Le survol des quatre lunes galiléennes, Io, Europe, Ganymède et Callisto a permis aux scientifiques de redessiner les cartes de ces mondes. Aujourd'hui, ces satellites apparaissent plus complexes et plus intéressants que l'on ne l'imaginait il y a 13 ans.

Les volcans de Io se sont révélés plus nombreux, plus chauds et plus grands que ceux qui parsèment la Terre. Ils sont capables de cracher des panaches de matière qui peuvent monter jusqu'à des centaines de kilomètre.
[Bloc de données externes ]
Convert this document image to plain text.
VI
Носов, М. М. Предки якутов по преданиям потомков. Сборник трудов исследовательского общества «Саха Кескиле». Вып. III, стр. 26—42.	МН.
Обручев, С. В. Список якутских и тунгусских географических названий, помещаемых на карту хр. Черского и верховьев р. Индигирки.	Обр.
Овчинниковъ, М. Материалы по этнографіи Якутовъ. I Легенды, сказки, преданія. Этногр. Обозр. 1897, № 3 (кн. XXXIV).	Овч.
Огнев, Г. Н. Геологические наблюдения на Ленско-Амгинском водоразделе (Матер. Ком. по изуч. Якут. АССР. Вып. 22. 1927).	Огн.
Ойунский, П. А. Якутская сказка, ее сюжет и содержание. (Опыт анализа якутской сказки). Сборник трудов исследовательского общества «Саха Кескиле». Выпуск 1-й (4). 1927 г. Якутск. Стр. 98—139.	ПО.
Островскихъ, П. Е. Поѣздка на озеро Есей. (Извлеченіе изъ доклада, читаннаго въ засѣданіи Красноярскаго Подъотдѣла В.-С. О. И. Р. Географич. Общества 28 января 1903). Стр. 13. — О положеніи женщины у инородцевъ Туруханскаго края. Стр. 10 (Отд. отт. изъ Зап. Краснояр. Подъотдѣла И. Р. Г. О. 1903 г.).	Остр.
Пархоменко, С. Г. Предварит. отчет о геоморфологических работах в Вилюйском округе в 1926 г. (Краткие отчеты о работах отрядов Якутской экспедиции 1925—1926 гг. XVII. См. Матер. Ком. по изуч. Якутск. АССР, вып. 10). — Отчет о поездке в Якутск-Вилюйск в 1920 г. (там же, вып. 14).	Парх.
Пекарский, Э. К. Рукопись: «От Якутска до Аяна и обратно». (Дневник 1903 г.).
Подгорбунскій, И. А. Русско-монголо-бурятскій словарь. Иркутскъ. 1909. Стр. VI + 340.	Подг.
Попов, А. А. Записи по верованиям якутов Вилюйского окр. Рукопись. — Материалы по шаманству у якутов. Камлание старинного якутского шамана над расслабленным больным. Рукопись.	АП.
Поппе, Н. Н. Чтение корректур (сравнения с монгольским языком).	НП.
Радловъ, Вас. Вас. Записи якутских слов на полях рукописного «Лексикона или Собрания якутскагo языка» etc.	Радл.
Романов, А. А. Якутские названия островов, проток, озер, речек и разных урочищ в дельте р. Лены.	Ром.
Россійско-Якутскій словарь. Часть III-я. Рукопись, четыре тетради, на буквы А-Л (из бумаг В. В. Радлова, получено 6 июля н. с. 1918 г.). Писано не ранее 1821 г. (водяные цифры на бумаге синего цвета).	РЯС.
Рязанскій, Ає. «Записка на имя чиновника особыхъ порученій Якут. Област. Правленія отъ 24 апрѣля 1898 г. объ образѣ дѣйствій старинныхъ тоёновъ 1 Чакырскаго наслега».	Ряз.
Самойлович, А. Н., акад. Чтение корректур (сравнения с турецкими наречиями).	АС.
Europe est recouverte d'une croûte de glace de plusieurs dizaines de km d'épaisseur qui apparaît brisée et craquelée en de nombreux fragments. Elle abrite un océan global d'eau salée. Enfin, de nombreux indices laissent à penser que la lune possède une ionosphère et une atmosphère ténues en oxygène.

Ganymède, la lune la plus grosse du Système Solaire, possède son propre champ magnétique que semble générer un noyau liquide ou, pourquoi pas, une fine couche d'eau salée, présente sous sa surface glacée. Cette dernière est particulièrement déchiquetée, signe d'un intense bombardement cométaire et/ou d'astéroïdes.

Enfin, tout comme Europe, Callisto abriterait elle aussi un océan d'eau salée. Toutefois et à la différence d'Europe, les scientifiques doutent de la capacité de Callisto d'héberger une quelconque forme de vie.